Looking at the hypothetical example in Figure 2, if the identity is defined with reference just to the alignment over the 200 nt sequence, then the percentage identity is calculated as being 98% (with the calculation being (200-4)/200 = 98%).

However, if the identity is defined with reference to a 300 nt query sequence (e.g., the sequence inputted into the algorithm), then there are 104 mismatches, and the % identity over the query drops to 65%. Further still, if the identity is defined with reference to a 400 nt subject sequence (i.e., hits within the algorithm sequence database), then there are 204 mismatches and the % identity over the subject sequence drops further to 49%.

Algorithms such as FastA and BLAST provide identity over the best local alignment, whereas GLSearch provides identity over the query sequence, GSSearch provides identity over the subject sequence and GGsearch identity over a global alignment.

The EPO’s Guidelines for Examination at F-IV, 4.24 explain how “sequence identity” and “sequence similarity” are interpreted, and unequivocally state that if no algorithm, calculation method or similarity-scoring matrix is provided or defined in the application, the broadest interpretation of these terms will be applied, using any reasonable algorithm, calculation method or matrix known at the relevant filing date.

In addition, if the similarity or homology is the only feature to distinguish the subject-matter of a claim from the prior art, the EPO will raise a clarity objection unless the determination or calculation of the percentage of homology is clearly defined in the application as filed.

Using the above example, loss of identity between what a patent applicant intends (for example BLAST local alignment) and what the EPO might search (alignment over a larger subject sequence) could result in a variant sequence being considered to lack novelty and/or be unclear if no algorithm was defined. As a result, without suitable fallback positions (e.g., to the algorithm, or the length of sequence) included at the drafting stage it may not be possible to amend the claims to restore novelty.

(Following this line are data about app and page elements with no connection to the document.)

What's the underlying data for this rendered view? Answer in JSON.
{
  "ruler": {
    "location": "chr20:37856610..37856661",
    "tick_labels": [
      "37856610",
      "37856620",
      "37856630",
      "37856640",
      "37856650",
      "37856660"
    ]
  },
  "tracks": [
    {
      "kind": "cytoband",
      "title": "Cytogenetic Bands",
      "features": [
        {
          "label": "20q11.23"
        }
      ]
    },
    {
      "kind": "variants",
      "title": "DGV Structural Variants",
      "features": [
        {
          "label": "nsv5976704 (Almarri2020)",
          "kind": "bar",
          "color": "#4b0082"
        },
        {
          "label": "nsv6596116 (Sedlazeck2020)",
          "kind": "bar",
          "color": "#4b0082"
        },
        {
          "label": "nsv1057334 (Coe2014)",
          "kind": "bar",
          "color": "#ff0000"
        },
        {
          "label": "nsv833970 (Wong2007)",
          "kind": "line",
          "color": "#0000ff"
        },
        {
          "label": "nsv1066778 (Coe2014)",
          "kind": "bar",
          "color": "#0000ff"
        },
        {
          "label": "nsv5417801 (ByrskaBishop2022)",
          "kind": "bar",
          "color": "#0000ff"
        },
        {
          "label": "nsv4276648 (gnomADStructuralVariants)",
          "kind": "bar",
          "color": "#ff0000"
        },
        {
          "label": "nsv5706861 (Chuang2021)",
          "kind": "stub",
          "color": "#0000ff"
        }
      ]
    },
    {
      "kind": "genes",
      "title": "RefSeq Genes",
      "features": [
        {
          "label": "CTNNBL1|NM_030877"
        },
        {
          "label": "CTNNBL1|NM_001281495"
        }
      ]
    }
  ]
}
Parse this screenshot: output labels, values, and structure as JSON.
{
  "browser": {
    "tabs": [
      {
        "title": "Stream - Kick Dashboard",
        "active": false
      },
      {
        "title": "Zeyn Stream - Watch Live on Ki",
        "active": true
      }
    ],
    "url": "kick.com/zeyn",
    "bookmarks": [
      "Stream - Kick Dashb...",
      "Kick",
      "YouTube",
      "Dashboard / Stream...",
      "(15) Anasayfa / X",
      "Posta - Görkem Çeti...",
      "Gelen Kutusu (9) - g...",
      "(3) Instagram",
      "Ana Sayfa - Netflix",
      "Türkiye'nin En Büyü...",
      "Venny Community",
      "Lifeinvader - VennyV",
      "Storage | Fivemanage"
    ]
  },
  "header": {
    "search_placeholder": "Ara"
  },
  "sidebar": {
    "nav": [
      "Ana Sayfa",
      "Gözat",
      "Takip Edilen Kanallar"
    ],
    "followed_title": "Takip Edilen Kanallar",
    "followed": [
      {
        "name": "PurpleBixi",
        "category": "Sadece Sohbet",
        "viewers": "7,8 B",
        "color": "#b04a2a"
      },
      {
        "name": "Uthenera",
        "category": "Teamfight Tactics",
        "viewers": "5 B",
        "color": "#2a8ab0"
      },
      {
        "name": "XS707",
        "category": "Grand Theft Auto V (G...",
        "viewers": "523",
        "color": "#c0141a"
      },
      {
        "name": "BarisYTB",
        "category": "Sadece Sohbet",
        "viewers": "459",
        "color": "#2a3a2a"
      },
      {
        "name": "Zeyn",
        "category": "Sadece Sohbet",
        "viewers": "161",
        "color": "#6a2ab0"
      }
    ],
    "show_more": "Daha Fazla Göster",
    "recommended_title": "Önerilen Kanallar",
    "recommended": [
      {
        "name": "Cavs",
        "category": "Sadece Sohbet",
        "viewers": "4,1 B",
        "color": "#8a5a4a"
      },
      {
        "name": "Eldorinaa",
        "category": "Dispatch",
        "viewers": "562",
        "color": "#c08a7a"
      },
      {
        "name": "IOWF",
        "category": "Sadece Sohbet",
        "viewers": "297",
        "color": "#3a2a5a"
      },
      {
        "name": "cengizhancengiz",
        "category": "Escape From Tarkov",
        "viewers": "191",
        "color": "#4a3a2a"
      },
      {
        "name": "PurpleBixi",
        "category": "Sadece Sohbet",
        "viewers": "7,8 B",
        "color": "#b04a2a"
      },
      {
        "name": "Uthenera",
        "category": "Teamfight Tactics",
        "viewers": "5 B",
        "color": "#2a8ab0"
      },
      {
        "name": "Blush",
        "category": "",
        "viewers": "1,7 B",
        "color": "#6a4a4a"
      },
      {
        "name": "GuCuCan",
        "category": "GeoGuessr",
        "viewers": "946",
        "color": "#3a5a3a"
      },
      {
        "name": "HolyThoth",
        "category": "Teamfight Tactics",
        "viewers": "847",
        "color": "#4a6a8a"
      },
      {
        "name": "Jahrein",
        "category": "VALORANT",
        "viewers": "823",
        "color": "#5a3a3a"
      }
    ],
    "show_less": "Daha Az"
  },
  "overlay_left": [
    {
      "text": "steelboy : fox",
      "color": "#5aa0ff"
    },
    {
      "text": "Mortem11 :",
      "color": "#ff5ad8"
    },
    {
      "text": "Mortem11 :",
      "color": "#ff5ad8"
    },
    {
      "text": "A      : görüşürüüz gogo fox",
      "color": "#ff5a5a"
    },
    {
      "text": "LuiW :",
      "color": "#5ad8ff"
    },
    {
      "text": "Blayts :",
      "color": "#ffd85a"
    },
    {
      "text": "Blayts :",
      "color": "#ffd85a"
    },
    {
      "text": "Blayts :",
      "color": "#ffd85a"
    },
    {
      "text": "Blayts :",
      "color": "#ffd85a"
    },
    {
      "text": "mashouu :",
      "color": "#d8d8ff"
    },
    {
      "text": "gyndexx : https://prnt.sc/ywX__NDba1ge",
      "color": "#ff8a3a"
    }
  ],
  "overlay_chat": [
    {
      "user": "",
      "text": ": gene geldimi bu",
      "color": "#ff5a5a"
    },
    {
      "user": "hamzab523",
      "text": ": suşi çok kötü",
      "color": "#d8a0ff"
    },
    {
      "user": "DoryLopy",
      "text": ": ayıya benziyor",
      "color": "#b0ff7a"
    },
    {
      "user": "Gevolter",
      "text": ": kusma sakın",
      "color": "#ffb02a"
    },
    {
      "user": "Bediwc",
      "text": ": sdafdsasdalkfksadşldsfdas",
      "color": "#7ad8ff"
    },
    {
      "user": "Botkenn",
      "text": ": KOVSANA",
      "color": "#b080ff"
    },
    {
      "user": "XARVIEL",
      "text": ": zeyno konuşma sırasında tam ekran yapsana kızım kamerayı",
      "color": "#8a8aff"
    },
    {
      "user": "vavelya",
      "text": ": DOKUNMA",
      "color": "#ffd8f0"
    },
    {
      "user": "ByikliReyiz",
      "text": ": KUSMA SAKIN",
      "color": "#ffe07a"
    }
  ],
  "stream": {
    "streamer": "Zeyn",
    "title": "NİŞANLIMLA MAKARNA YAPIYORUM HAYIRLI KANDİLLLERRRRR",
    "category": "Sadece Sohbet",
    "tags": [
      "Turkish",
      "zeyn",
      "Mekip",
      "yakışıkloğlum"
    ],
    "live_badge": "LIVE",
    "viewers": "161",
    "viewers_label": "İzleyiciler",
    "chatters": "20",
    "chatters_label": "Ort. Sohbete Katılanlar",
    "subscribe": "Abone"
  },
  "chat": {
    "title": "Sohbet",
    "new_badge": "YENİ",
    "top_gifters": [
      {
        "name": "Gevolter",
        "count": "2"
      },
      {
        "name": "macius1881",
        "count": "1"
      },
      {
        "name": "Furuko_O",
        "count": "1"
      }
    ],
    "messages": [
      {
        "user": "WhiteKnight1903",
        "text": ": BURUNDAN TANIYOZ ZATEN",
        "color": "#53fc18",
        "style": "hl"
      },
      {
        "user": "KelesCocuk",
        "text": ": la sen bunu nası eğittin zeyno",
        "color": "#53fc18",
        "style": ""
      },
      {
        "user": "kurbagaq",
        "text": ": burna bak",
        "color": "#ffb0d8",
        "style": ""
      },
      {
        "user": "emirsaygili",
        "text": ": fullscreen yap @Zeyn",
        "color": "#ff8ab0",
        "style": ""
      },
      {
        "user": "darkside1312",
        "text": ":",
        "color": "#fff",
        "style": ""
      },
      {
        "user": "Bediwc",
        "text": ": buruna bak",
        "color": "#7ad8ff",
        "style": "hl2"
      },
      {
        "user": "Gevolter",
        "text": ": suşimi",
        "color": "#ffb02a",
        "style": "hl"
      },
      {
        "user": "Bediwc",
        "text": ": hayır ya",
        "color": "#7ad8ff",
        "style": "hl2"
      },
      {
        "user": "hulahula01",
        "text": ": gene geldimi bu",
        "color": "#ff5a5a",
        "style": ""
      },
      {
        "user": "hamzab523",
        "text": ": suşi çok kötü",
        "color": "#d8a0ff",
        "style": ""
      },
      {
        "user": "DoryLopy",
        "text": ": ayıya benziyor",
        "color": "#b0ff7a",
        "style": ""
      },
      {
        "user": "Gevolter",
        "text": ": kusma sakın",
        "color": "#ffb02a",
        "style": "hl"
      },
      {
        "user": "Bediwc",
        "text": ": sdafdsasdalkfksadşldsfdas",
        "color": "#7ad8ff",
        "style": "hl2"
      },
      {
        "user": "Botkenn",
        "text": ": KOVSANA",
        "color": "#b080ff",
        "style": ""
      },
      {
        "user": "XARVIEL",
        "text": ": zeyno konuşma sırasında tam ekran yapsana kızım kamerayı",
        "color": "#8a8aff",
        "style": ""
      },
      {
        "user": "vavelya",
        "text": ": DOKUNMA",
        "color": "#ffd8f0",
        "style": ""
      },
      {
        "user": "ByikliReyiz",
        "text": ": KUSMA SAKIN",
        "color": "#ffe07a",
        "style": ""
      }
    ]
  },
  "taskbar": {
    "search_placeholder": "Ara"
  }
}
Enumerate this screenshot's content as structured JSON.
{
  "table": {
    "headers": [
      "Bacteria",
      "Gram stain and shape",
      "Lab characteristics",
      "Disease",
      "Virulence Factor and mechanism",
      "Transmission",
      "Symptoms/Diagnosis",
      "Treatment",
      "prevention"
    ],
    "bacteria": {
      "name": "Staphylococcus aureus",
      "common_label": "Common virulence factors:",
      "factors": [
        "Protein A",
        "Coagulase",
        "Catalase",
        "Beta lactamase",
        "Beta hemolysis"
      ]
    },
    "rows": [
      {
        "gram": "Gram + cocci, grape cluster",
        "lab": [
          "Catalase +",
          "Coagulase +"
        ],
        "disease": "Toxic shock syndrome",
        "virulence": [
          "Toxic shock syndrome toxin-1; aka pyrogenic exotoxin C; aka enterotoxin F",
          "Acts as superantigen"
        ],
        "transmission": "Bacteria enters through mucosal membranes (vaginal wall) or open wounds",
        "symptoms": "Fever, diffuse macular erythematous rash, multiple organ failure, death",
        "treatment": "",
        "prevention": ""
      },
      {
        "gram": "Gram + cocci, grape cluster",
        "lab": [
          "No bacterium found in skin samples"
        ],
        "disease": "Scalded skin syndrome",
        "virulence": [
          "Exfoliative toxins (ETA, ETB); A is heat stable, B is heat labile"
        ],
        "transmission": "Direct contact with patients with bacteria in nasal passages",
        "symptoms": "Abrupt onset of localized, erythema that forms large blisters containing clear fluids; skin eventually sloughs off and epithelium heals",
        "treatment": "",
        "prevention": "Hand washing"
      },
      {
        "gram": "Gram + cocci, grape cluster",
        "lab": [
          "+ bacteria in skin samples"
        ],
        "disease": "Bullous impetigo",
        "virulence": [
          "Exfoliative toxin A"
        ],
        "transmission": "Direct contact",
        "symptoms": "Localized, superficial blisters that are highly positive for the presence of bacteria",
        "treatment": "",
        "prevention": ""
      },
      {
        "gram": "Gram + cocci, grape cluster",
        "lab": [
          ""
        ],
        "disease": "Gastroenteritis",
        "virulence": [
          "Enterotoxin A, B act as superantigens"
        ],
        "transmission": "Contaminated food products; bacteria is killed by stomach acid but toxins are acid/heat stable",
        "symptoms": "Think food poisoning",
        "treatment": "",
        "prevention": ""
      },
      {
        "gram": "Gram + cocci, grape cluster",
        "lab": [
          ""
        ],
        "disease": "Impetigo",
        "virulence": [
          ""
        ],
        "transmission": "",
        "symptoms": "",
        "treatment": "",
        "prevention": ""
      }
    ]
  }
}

Engineered or mutant enzymes that have higher yields, faster turnover, or higher enantioselectivity are sought after in any industrial setting and are commodities or assets that need to be protected. It is important that patent applicants do not lose sight of the European Patent Office’s examination practices for biotechnological inventions defined by nucleotide or amino acid sequence (or, indeed, the entry into force on 1 July 2022 of ST26 relating to the preparation of sequence listings – see here) if a competitive edge in Europe is to be secured.

The content of this article is intended to provide a general guide to the subject matter. Specialist advice should be sought about your specific circumstances.